At some point in your life, you’re going to need to select a health care plan. Whether it’s because you’ve got: a first job, a new job, or kicked off your parents’ insurance, you’ll need to determine which plan is best for you. Usually, you need to pick one of two things: a high deductible health plan or one with a higher premium.
For most single, young adults you should seriously consider a high deductible plan. While I wouldn’t tell everyone to take this plan right away, it can work in your favor if you understand the variables. There are two major variables. What does your health currently look like? What do your savings look like?
In an ideal world, a young adult would want to look into a high deductible health plan and contribute to their health savings account. If these terms don’t sound familiar, don’t worry. I’ll break them down so you can make the best decision possible.
Why Choose a High Deductible Health Plan?
If you’re young and healthy, you might go years without any type of major medical procedure. With a high deductible plan, you’ll see less money coming out of your paycheck each month. If you go the entire year without any big procedures, you’ll end up saving a considerable amount of money when compared to plans with higher premiums.
High deductible health plans typically give coverage to “preventative care.” Your yearly check-up will be covered, but not an unexpected event.
Eventually, you will need a non-routine appointment or procedure. You go to the doctor and follow his recommendation; an x-ray would be a common example. That x-ray is going to look a lot more expensive when the bill comes back. This is because your monthly premium is low, and as a result your insurance subsidized much less of the cost.
Your deductible for the x-ray is $500 instead of $75, which seems extreme. Keep in mind, you’ve only been seeing $125 come out your paycheck for the last twelve months as opposed to $350. In the longterm, you’re still doing better. Plus, you should have money in your HSA to help cover that bill.
What If You Have a Lot of Health Expenses?
You get your x-ray and it reveals your leg is injured. You’ll need surgery and physical therapy on top of the x-ray and doctor appointments. The bills are accumulating quickly, but you shouldn’t fear too much. Eventually, you will start paying coinsurance. This means you’ve satisfied your health plan’s deductible and your coinsurance will cover a greater percentage of the costs associated with medical treatments. Often, this is a 80/20 split.
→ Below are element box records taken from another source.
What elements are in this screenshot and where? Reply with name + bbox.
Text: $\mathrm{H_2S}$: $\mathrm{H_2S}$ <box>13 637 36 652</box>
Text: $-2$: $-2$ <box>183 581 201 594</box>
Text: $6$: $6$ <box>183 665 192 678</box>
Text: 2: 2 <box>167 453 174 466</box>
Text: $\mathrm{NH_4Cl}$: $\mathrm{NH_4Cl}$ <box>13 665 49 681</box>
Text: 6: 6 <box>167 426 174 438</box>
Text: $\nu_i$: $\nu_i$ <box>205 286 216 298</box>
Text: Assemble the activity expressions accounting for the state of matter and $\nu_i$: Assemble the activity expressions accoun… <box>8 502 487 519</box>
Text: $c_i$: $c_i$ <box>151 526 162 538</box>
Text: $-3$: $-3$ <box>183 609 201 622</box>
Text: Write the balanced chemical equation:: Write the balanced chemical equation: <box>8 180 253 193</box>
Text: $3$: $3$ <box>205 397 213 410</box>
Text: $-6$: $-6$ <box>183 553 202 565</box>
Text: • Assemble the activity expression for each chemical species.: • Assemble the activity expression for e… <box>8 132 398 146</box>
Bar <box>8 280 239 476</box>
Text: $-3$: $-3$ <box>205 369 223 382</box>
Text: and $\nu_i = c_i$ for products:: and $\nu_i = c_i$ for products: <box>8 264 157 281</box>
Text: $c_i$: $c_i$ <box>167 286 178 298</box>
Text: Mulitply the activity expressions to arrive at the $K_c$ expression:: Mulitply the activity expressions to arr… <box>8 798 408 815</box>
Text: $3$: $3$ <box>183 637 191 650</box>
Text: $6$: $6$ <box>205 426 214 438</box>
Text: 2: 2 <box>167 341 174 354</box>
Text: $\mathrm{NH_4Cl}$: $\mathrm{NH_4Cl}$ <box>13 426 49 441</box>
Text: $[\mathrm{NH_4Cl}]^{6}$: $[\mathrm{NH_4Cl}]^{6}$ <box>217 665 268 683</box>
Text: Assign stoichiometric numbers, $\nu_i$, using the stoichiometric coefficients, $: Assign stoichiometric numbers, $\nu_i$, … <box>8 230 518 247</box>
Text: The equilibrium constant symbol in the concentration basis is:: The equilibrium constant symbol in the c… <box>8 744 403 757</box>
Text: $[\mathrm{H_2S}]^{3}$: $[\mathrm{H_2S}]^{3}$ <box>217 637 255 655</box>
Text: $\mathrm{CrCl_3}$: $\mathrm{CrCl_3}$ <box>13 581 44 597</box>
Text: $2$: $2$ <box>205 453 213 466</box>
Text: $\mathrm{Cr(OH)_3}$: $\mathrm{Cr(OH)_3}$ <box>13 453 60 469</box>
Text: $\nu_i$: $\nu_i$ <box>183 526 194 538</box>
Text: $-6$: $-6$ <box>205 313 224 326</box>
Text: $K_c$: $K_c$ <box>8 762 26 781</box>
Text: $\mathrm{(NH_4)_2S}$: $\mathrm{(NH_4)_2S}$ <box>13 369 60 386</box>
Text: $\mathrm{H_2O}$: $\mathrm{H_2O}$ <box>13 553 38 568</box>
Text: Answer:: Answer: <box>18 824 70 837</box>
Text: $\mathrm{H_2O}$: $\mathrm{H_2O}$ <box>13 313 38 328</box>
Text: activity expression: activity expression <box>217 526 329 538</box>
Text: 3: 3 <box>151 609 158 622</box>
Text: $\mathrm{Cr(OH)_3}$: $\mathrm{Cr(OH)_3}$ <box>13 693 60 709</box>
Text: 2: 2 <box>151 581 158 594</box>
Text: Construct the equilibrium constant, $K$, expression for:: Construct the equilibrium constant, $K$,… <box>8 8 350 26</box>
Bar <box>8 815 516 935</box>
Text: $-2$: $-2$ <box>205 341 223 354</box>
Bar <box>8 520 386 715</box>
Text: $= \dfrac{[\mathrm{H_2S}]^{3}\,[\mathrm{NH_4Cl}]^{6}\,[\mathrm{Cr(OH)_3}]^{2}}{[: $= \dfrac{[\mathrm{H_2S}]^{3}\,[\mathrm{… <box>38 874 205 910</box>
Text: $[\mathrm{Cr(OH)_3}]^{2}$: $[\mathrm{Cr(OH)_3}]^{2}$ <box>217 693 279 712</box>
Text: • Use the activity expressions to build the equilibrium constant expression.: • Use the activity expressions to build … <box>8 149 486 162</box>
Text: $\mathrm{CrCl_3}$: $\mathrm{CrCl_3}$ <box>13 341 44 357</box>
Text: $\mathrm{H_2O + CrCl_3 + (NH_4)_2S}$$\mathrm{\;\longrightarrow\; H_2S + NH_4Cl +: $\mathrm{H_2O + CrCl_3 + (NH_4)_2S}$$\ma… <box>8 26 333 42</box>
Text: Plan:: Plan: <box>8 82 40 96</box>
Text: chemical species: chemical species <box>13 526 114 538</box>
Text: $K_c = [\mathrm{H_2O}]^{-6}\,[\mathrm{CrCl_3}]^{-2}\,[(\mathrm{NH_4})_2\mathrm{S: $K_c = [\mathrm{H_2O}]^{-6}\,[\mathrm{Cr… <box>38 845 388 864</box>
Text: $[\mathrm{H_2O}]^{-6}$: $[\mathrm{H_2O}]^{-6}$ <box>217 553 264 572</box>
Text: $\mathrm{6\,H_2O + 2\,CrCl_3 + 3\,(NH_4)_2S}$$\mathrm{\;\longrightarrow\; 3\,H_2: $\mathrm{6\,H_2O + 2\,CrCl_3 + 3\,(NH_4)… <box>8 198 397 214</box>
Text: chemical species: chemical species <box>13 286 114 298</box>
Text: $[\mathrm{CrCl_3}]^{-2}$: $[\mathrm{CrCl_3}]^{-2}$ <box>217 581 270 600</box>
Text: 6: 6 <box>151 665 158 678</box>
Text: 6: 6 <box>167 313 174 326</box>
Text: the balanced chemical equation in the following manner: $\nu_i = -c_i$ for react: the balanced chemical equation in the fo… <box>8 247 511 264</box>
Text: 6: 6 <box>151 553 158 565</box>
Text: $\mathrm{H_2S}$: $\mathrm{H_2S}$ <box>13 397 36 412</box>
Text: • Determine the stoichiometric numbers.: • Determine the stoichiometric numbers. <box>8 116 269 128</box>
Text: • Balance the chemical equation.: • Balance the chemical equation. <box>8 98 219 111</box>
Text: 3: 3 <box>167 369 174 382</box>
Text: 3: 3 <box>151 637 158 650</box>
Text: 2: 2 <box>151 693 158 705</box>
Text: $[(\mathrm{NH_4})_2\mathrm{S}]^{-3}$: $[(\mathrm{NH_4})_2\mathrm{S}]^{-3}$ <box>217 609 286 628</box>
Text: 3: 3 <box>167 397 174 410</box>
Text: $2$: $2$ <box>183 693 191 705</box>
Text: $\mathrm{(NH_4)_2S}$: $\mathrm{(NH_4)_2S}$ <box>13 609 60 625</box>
Your deductible resets at the start of each year, but if your surgery happens in July, you’ll have five full months with lower costs for medical expenses.
What is an HSA?
A health savings account, or a HSA, is one way to prepare for these bills and medical necessities. This allows an individual to contribute to a fund pre-tax. Of course, this fund is reserved for medical expenses such as glasses, dental work, or that expensive x-ray you just had. When you use it, it won’t be taxed either.
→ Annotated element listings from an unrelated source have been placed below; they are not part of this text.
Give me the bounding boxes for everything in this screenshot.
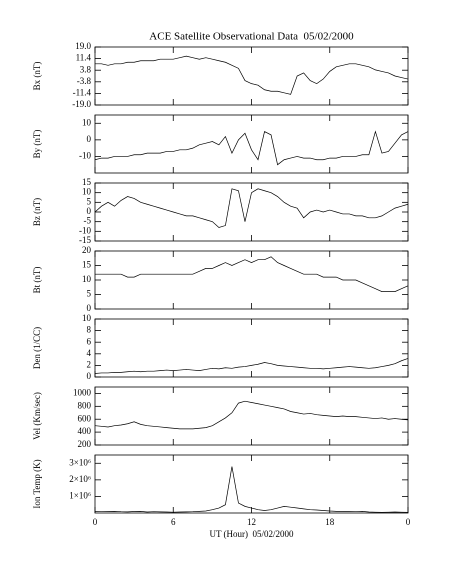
y-tick-label: 8: [87, 325, 92, 335]
y-tick-label: 10: [82, 117, 92, 127]
y-axis-label: Vel (Km/sec): [32, 392, 42, 440]
chart-title: ACE Satellite Observational Data 05/02/2…: [149, 31, 354, 43]
y-tick-label: 1000: [73, 388, 92, 398]
plot-frame: [94, 386, 409, 446]
y-tick-label: 1×10⁶: [69, 490, 91, 500]
trace: [94, 466, 409, 513]
plot-frame: [94, 250, 409, 310]
y-tick-label: 0: [87, 134, 92, 144]
y-tick-label: 5: [87, 289, 92, 299]
y-axis-label: Bx (nT): [32, 62, 42, 91]
y-tick-label: 800: [78, 400, 92, 410]
y-tick-label: 19.0: [75, 41, 91, 51]
plot-frame: [94, 46, 409, 106]
y-axis-label: Bz (nT): [32, 198, 42, 226]
x-axis-label: UT (Hour) 05/02/2000: [209, 529, 294, 539]
trace: [94, 130, 409, 166]
y-tick-label: 0: [87, 303, 92, 313]
y-axis-label: Bt (nT): [32, 267, 42, 294]
plot-frame: [94, 454, 409, 514]
y-tick-label: 20: [82, 245, 92, 255]
plot-frame: [94, 114, 409, 174]
trace: [94, 358, 409, 374]
y-axis-label: By (nT): [32, 130, 42, 159]
y-tick-label: 6: [87, 336, 92, 346]
trace: [94, 400, 409, 430]
y-tick-label: -11.4: [73, 87, 92, 97]
x-tick-label: 0: [93, 517, 98, 527]
y-tick-label: 15: [82, 260, 92, 270]
y-tick-label: 3.8: [80, 64, 92, 74]
y-tick-label: 0: [87, 206, 92, 216]
x-tick-label: 12: [247, 517, 256, 527]
y-tick-label: 0: [87, 371, 92, 381]
y-tick-label: 15: [82, 177, 92, 187]
y-tick-label: 3×10⁶: [69, 457, 91, 467]
x-tick-label: 6: [171, 517, 176, 527]
plot-frame: [94, 182, 409, 242]
y-tick-label: 2: [87, 359, 92, 369]
y-tick-label: -15: [79, 235, 91, 245]
x-tick-label: 0: [406, 517, 411, 527]
y-tick-label: 2×10⁶: [69, 474, 91, 484]
y-tick-label: 400: [78, 426, 92, 436]
y-tick-label: -19.0: [72, 99, 91, 109]
x-tick-label: 18: [325, 517, 335, 527]
y-tick-label: -10: [79, 225, 91, 235]
plot-frame: [94, 318, 409, 378]
y-tick-label: 10: [82, 187, 92, 197]
y-tick-label: 10: [82, 274, 92, 284]
y-tick-label: 5: [87, 196, 92, 206]
y-tick-label: -5: [84, 216, 92, 226]
y-axis-label: Ion Temp (K): [32, 459, 42, 508]
y-tick-label: 4: [87, 348, 92, 358]
trace: [95, 55, 409, 95]
y-tick-label: -3.8: [77, 76, 92, 86]
y-tick-label: 11.4: [76, 53, 92, 63]
y-tick-label: 10: [82, 313, 92, 323]
trace: [95, 256, 409, 292]
y-tick-label: -10: [79, 150, 91, 160]
y-tick-label: 600: [78, 413, 92, 423]
y-tick-label: 200: [78, 439, 92, 449]
y-axis-label: Den (1/CC): [32, 327, 42, 369]
trace: [94, 188, 409, 228]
If you’re a human, you should be aware that you’ll have medical- related costs. So, if you don’t have to pay taxes on them, you shouldn’t. The money you don’t spend will roll over to the next year. This is your money, you can’t lose it, and it’s a great way to prepare yourself for the possibility of a medical emergency. Even if you change jobs or insurance policies, you keep your HSA. If you truly never need it, you can access this fund in retirement.
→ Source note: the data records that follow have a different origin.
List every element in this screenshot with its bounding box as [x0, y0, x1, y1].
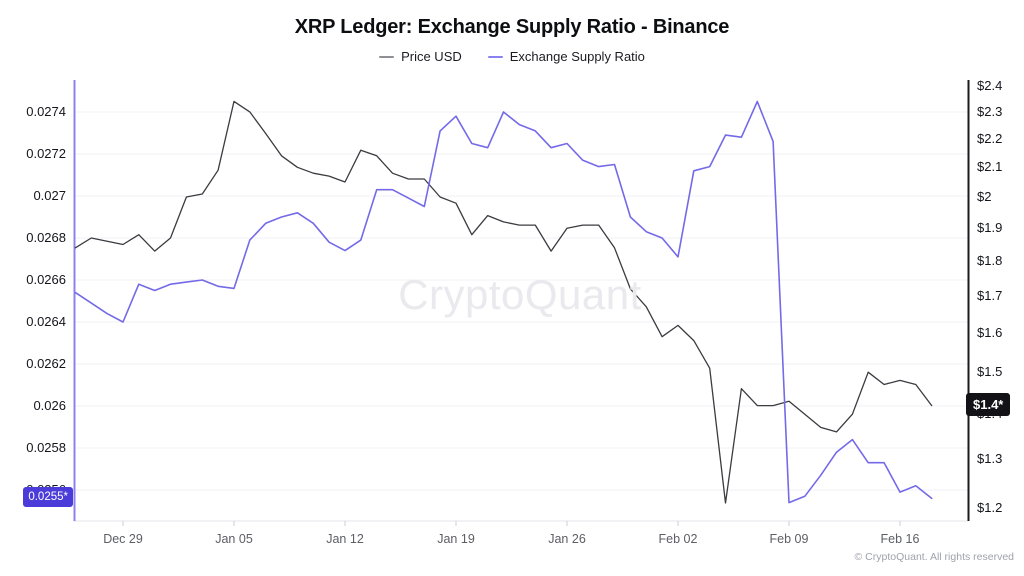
x-axis-tick: Jan 12 [326, 532, 364, 546]
latest-price-badge: $1.4* [966, 393, 1011, 416]
right-axis-tick: $1.3 [977, 451, 1003, 466]
x-axis-tick: Feb 16 [880, 532, 920, 546]
right-axis-tick: $1.2 [977, 500, 1003, 515]
left-axis-tick: 0.0264 [26, 314, 66, 329]
exchange-supply-ratio-line [74, 100, 933, 504]
left-axis-tick: 0.0274 [26, 104, 66, 119]
left-axis-tick: 0.0272 [26, 146, 66, 161]
chart-legend: Price USD Exchange Supply Ratio [0, 49, 1024, 64]
x-axis-tick: Dec 29 [103, 532, 143, 546]
x-axis-tick: Feb 02 [658, 532, 698, 546]
right-axis-tick: $1.7 [977, 288, 1003, 303]
x-axis-tick: Jan 05 [215, 532, 253, 546]
right-axis-tick: $2.1 [977, 159, 1003, 174]
right-axis-tick: $2.2 [977, 131, 1003, 146]
right-axis-tick: $2.3 [977, 104, 1003, 119]
legend-item-exchange-supply-ratio[interactable]: Exchange Supply Ratio [487, 49, 645, 64]
left-axis-tick: 0.026 [33, 398, 66, 413]
right-axis-tick: $2.4 [977, 78, 1003, 93]
ratio-line-swatch-icon [487, 55, 503, 58]
x-axis-tick: Feb 09 [769, 532, 809, 546]
left-axis-tick: 0.0258 [26, 440, 66, 455]
price-usd-line [74, 100, 933, 504]
legend-label-ratio: Exchange Supply Ratio [509, 49, 645, 64]
left-axis-tick: 0.0262 [26, 356, 66, 371]
x-axis-tick: Jan 26 [548, 532, 586, 546]
legend-label-price: Price USD [401, 49, 462, 64]
left-axis-tick: 0.027 [33, 188, 66, 203]
copyright-attribution: © CryptoQuant. All rights reserved [854, 551, 1014, 563]
right-axis-tick: $1.9 [977, 220, 1003, 235]
left-axis-tick: 0.0268 [26, 230, 66, 245]
right-axis-tick: $1.6 [977, 325, 1003, 340]
chart-title: XRP Ledger: Exchange Supply Ratio - Bina… [294, 16, 730, 38]
left-axis-tick: 0.0266 [26, 272, 66, 287]
x-axis-tick: Jan 19 [437, 532, 475, 546]
price-line-swatch-icon [379, 55, 395, 58]
latest-ratio-badge: 0.0255* [23, 487, 73, 507]
right-axis-tick: $2 [977, 189, 992, 204]
right-axis-tick: $1.8 [977, 253, 1003, 268]
right-axis-tick: $1.5 [977, 364, 1003, 379]
legend-item-price-usd[interactable]: Price USD [379, 49, 462, 64]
Of course, pre-tax money is too good to be infinitely true. The IRS caps the amount you can contribute each year. In 2020 it was $3,550 for an individual and in 2021 it will be $3,600. Some people are lucky enough to have their employer contribute to their HSA. As great as this it, it doesn’t extend your limit.
Why Would You Pick a Higher Premium Plan?
For some people, a higher premium might be beneficial. If you have routine treatments or a chronic condition, this plan will make budgeting much easier. If you know you’ll be visiting the doctor frequently, you might want to opt for a higher premium plan, often a PPO.
Families may also benefit from this plan because kids tend to go to the doctor more often. With more people in the family, the medical bills are going to collect more quickly. This may lead a family to opt for the more consistent payments even though they may be higher each month.
Ultimately, consistency and security are the main factors for opting into a higher premium plan. If you end up not going to the doctor for non-preventative treatments in a given year, you will spend a lot more on insurance than you would have with a high deductible health plan.
The Best First Health Plan
No one can tell you the best option for your health plan other than yourself, but a high deductible health plan is a good option for most young adults. Just make sure some of the savings go toward your HSA, ideally the IRS maximum. This will give you a source of funding if you ever get hit with a high bill.
Health insurance is a necessity. You can curse the health care system in the United States if you want; I’ve been there. Once you realize you need to be protected and want the potential to save money, opt for a high deductible health plan. Then, max out your HSA.
This is the optimist’s health plan: perfect if you hope for the best but prepare for the worst. With your HSA, you never lose the money. If you keep contributing and never need to spend the money, you’ll just watch your HSA grow. Someday this could allow you to afford laser eye surgery, or be of assistance when you reach an older age. Regardless, you are insured. If you’re blessed and never need to use your insurance you still have the peace of mind. If you do have a bigger procedure, you won’t be paying more. You’ll just be paying more in a single transaction.